В ту ночь мать не ложилась — ждала меня. Когда я пришла домой со странными свежими пятнами на платье, она загнала меня в спальню и стала допрашивать. Шесть часов допроса — и один и тот же вопрос, на который я отвечала честно, но она задавала его мне вновь и вновь, умоляя меня сознаться, что это неправда. Мы обе плакали, кричали, она даже ударила меня несколько раз. Еще задолго до того она водила меня по врачам, но не рассказывала им всей правды. Врачи утверждали, что у меня анемия. В психиатрию давно уже никто не верил, но и церковь в случае со мной оказалась бессильна. Теперь же перед матерью во весь рост встала угроза объяснения с полицией. Ее маленькая дочурка совершила то, чего никак нельзя допустить, нельзя даже поверить в это, но тем не менее необходимо держать в тайне. Так что она предпочла поверить в то, во что поверить было не в пример легче — что из-за неуемной похоти я уже в четырнадцать лет потеряла девственность. Потом я и в самом деле заболела. У меня начались обмороки, а стоило мне пробыть на солнце час или два, как я получала тепловой удар. Один из врачей заявил, что у меня фотофобия, другой — что это психосоматическое. Но потом я убила еще одного парня, это опять свалили на диких кошек, рыщущих по округе, и охотники устроили облаву. Вот тогда мы с матерью и отправились на запад.

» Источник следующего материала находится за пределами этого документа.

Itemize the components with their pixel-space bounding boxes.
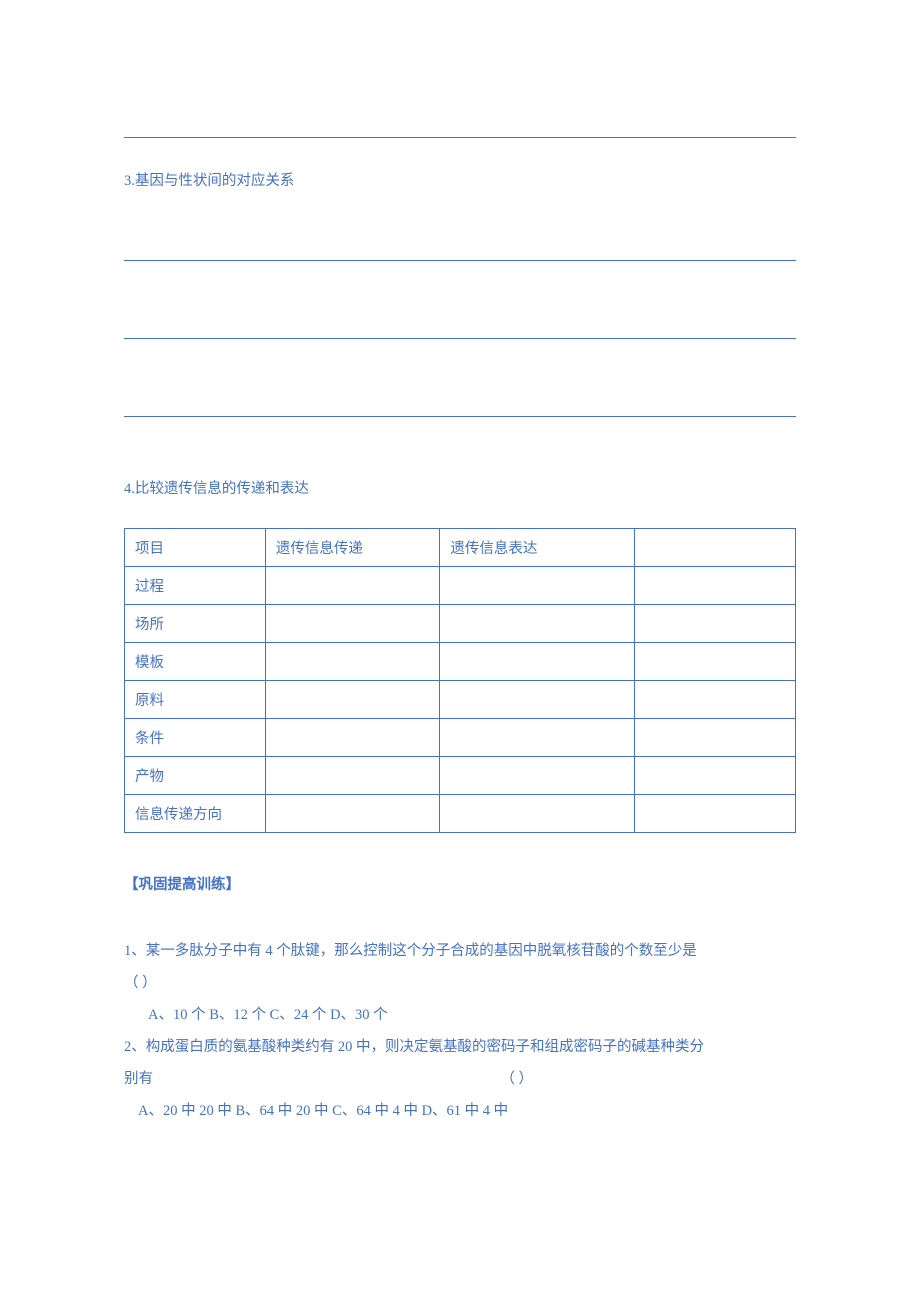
question-2: 2、构成蛋白质的氨基酸种类约有 20 中，则决定氨基酸的密码子和组成密码子的碱基… (124, 1032, 796, 1128)
practice-section-title: 【巩固提高训练】 (124, 873, 796, 894)
question-stem: 1、某一多肽分子中有 4 个肽键，那么控制这个分子合成的基因中脱氧核苷酸的个数至… (124, 936, 796, 968)
blank-line (124, 399, 796, 417)
table-row: 项目 遗传信息传递 遗传信息表达 (125, 529, 796, 567)
table-cell (440, 795, 635, 833)
question-stem-line1: 2、构成蛋白质的氨基酸种类约有 20 中，则决定氨基酸的密码子和组成密码子的碱基… (124, 1032, 796, 1064)
section3-heading: 3.基因与性状间的对应关系 (124, 170, 796, 193)
table-cell (440, 605, 635, 643)
blank-line (124, 321, 796, 339)
table-row: 原料 (125, 681, 796, 719)
table-cell (634, 681, 795, 719)
table-cell (440, 757, 635, 795)
table-row: 模板 (125, 643, 796, 681)
question-options: A、10 个 B、12 个 C、24 个 D、30 个 (124, 1000, 796, 1032)
question-1: 1、某一多肽分子中有 4 个肽键，那么控制这个分子合成的基因中脱氧核苷酸的个数至… (124, 936, 796, 1032)
table-cell: 遗传信息表达 (440, 529, 635, 567)
blank-line (124, 243, 796, 261)
table-cell (265, 567, 439, 605)
section3-blank-lines (124, 243, 796, 417)
question-paren: （ ） (124, 968, 796, 1000)
table-cell (634, 529, 795, 567)
table-cell (634, 719, 795, 757)
table-cell: 过程 (125, 567, 266, 605)
table-cell: 原料 (125, 681, 266, 719)
table-cell: 遗传信息传递 (265, 529, 439, 567)
table-cell (265, 719, 439, 757)
table-cell (634, 795, 795, 833)
table-cell (440, 567, 635, 605)
table-cell (265, 605, 439, 643)
table-cell (265, 795, 439, 833)
question-options: A、20 中 20 中 B、64 中 20 中 C、64 中 4 中 D、61 … (124, 1096, 796, 1128)
table-row: 场所 (125, 605, 796, 643)
table-cell: 产物 (125, 757, 266, 795)
table-cell (634, 757, 795, 795)
blank-line-top (124, 120, 796, 138)
table-cell (265, 643, 439, 681)
table-cell (440, 719, 635, 757)
table-row: 过程 (125, 567, 796, 605)
question-stem-prefix: 别有 (124, 1071, 153, 1087)
section4-heading: 4.比较遗传信息的传递和表达 (124, 477, 796, 498)
table-cell: 项目 (125, 529, 266, 567)
comparison-table: 项目 遗传信息传递 遗传信息表达 过程 场所 模板 原料 条件 产物 (124, 528, 796, 833)
table-cell (634, 643, 795, 681)
table-cell: 模板 (125, 643, 266, 681)
question-paren: （ ） (153, 1064, 533, 1096)
table-cell (634, 605, 795, 643)
table-cell (440, 681, 635, 719)
table-cell: 信息传递方向 (125, 795, 266, 833)
table-row: 信息传递方向 (125, 795, 796, 833)
table-cell (265, 757, 439, 795)
table-cell: 场所 (125, 605, 266, 643)
table-row: 产物 (125, 757, 796, 795)
question-stem-line2: 别有（ ） (124, 1064, 796, 1096)
table-cell (440, 643, 635, 681)
table-cell (634, 567, 795, 605)
table-cell (265, 681, 439, 719)
table-row: 条件 (125, 719, 796, 757)
table-cell: 条件 (125, 719, 266, 757)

Не было никого, кому она могла бы довериться. Те годы подкосили ее — три года в Восточном и четыре на Плато Молота. Но если я стану утверждать, что она так никому и не доверила своей тайны, это будет не вполне точно. Ее сестра Касси навсегда вернулась на Новый Марс и жила в Аресе с мужем, который закладывал фундамент корпорации Коберманов. Должно быть, в своих письмах мать не так уж мало поведала Касильде. Вряд ли она описывала в красках невероятный парализующий ужас, который не оставлял ее ни днем, ни ночью, но думаю, что этот дикий страх был виден между строк. Однако Касси между строк не читала. Все свое время она посвятила мужу и его деньгам. Нам она писала редко, и мы мало что знали о ней — она даже не сообщила о смерти мужа. Лишь на пороге собственной кончины Касси, похоже, заново перечитала или вспомнила письма матери. И ангелы подсказали ей, кто я такая на самом деле, она же поверила им на слово.
Наш дом в Восточном стоял на отшибе, в двадцати милях от Озера Молота и в пяти от ближайшей остановки флаера, и был лишь частично механизирован. Почту обычно привозили раз в месяц, если самому не ходить за ней в поселок. Только посылки и стеллаграммы приносили домой, остальное оставалось лежать в почтовом ящике, вместе с бакалеей, где-то в полумиле от дома, на повороте дороги. Однако нам почти никто ничего не присылал. Плато Молота — тоже весьма дикое место. По холмам бродят волки, на окраине под недостроенной дамбой ржавеют останки землечерпалок. Бары тут похожи на желтые музыкальные шкатулки, а с девушками, работающими в них, никто никогда почему-то не узаконивает отношений. Они подражают стилю женщин-вамп минувших веков: алые ногти, блестки в волосах, ледяные глаза.